Compared to the situation in Fig. 6a, the carrier members 27, 28 are moved towards each other over the axles 23, 24, 25, 26. The first 27 and the second 28 carrier members are moved towards each other. In this arrangement, the position of the carrier members 27, 28 corresponds to the locations at which eggs have to be placed in a packaging.

Figs. 7a-c show a perspective view and a top view and side view, respectively, of the cooperation between the roller conveyor 3 and the carrier device 22 of the packaging machine from Fig. 1. The situation in Fig. 7a corresponds to that which is shown in and described with reference to Figs. 5b and 6a. The first egg is just being dropped from the roller conveyor. The carrier device 22 is situated under the reverse side of the roller conveyor 3, with the carrier members 27, 28 in the position in which the bottom sides thereof block an egg from passing.
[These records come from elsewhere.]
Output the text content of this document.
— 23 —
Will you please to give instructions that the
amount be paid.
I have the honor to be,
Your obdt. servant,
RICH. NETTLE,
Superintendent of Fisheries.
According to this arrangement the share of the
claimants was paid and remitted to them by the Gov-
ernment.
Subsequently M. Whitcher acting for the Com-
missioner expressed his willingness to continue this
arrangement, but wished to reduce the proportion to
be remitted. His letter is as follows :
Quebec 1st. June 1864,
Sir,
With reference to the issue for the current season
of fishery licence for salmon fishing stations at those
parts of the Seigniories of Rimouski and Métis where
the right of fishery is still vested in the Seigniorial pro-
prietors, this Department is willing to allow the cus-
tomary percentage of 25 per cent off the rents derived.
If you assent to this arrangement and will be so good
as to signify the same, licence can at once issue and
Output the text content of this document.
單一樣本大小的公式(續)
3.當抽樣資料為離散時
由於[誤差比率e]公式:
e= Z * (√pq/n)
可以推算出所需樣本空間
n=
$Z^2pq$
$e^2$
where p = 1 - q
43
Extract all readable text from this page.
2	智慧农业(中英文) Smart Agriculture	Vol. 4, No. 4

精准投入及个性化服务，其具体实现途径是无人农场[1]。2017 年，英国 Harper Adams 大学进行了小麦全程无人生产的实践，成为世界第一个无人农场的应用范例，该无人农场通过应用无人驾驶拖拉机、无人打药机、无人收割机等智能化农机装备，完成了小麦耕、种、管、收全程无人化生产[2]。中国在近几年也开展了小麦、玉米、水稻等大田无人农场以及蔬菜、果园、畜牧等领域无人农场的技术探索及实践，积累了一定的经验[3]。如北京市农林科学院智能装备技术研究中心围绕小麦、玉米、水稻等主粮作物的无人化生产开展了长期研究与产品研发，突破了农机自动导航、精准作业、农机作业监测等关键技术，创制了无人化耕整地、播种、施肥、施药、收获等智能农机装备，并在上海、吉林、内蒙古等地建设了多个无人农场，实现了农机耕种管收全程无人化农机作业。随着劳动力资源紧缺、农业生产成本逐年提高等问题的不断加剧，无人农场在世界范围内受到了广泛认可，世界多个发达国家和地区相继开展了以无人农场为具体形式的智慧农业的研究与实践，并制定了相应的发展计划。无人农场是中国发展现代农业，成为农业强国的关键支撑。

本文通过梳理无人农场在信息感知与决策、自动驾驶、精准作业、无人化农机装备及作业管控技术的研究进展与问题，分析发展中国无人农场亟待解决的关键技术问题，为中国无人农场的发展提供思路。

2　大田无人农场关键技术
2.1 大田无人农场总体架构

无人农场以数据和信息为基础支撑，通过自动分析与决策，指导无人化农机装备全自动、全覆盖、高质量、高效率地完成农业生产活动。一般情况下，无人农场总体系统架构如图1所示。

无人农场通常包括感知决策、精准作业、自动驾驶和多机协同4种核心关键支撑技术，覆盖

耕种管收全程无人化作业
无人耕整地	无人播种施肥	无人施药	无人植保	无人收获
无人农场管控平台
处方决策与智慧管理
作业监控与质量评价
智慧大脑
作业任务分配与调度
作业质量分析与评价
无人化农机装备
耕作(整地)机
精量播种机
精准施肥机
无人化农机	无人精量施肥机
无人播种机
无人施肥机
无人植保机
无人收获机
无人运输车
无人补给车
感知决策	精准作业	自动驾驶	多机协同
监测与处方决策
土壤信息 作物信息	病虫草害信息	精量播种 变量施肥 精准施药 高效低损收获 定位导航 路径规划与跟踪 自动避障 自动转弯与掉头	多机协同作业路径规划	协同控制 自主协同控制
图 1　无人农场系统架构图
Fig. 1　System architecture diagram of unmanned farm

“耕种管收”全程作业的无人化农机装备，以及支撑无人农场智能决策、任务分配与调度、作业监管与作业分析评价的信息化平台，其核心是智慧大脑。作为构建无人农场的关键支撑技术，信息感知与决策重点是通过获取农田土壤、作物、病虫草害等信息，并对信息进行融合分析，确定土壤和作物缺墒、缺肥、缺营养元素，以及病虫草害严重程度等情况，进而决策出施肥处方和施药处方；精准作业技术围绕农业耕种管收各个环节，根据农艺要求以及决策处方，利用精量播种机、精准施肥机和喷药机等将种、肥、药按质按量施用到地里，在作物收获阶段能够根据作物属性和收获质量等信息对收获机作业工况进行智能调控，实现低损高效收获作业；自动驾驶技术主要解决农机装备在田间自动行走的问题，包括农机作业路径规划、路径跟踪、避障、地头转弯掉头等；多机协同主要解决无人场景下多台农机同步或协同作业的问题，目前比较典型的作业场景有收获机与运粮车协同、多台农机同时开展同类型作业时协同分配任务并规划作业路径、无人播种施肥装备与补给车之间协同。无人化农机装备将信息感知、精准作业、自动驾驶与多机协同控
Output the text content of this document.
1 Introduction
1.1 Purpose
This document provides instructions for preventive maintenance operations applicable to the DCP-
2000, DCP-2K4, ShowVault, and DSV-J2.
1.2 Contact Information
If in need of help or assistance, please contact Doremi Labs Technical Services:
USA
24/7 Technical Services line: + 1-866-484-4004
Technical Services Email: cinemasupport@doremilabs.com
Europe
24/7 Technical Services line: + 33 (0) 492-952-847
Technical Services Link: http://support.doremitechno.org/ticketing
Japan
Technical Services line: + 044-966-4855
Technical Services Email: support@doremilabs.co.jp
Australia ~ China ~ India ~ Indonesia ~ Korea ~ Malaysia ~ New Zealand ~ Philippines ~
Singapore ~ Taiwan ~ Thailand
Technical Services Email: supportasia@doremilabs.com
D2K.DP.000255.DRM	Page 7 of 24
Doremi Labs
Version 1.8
The first egg thus falls from the roller conveyor 3 with its point directed downwards, as has already been described above, and is collected with its point still facing downwards by two carrier members 27, 28 which are situated under the roller conveyor.

In the figures and the description, the present invention is shown and described by means of only one embodiment. It will be clear that many modifications which may or may not be obvious to the person skilled in the art are conceivable without departing from the broad protection which is defined in the following claims.